“Tony Feher” exhibit at Akron Art Museum a must see display of found object art
If you drive by the Akron Art Museum, a Knight Arts grantee, you will notice three giant red balls hanging from three sides of the building. Dangling really, as if to guide you to come and see what’s going on there. That’s exactly what the artist, Tony Feher, whose name is the title of the current exhibit, wants you to do. So too does AAM, for that matter.
Feher makes art out of found objects, everyday mundane items that most of us would use and discard—or perhaps never see or pay attention to, like wall insulation. This 25-year retrospective exhibition, organized by the Blaffer Art Museum at the University of Houston and on view through August 17, features more than 50 carefully selected sculptures and wall pieces dating from 1987 through 2012.
Feher collects many of his materials—bottles and jars, plastic bags and polystyrene blocks—after they have been emptied and discarded. One of the most notable and striking examples of this is his piece called “Blossom” (2008), in which he creates a huge four-foot, fan-like object out of pink extruded polystyrene.
Another dramatic work is “Birth Stone” (also 2008). It is simply a circle of 50-plus glass bottles of dark green or deep red, into which he places a vivid ruby-colored marble atop each bottle. The work is striking and extremely rich looking, considering the source of the materials.
An untitled honey jar filled with red marbles dating to 1987 is the earliest work in the exhibition and resulted from Feher spying a cluster of marbles in a toy store window in Greenwich Village. Admiring their color and luminosity, Feher immediately realized that he could express his intentions by combining objects as much as by manipulating paint or craft materials.

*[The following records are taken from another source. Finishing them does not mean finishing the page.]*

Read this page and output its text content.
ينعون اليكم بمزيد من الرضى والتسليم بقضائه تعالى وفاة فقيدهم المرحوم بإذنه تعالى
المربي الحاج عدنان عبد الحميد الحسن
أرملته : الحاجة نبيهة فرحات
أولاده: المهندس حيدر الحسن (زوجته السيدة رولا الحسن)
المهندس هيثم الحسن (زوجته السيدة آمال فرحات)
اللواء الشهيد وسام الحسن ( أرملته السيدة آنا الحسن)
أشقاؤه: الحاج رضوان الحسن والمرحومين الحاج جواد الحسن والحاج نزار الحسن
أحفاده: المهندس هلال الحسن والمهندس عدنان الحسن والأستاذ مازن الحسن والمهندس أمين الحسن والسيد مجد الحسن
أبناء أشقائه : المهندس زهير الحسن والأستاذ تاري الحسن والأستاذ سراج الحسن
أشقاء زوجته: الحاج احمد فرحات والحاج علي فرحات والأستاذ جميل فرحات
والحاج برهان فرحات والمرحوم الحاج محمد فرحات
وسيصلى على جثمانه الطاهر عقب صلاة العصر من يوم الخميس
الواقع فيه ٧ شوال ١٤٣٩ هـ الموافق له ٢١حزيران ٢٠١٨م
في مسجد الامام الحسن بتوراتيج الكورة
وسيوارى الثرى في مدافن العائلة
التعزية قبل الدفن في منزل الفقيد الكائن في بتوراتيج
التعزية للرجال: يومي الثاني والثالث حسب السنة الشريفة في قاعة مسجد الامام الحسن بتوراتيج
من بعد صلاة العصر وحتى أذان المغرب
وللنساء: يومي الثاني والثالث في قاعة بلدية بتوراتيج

Yet another interesting design is his “Enjoy” (2001), a work that is a rectangular pile of 350 red plastic soda cases, each of which is inscribed with the phrase “TF 2001″—that is, a combination of his initials and the year of the piece.
His ideas are seemingly simple, like that kind of thing that anyone can do (but don’t, and he does), like his use of a carpet remnant onto which he places marbles along the contours of the design. Clever, and ingeniously artistic.
“Tony Feher” will be on view 11 a.m.-5 p.m. Wednesdays-Sundays and 11 a.m.-9 p.m. on Thursdays through August 17 at the Akron Art Museum, One South High St., Akron; 330-376-9185; www.akronartmuseum.org. Admission is $7 (free on Thurdays).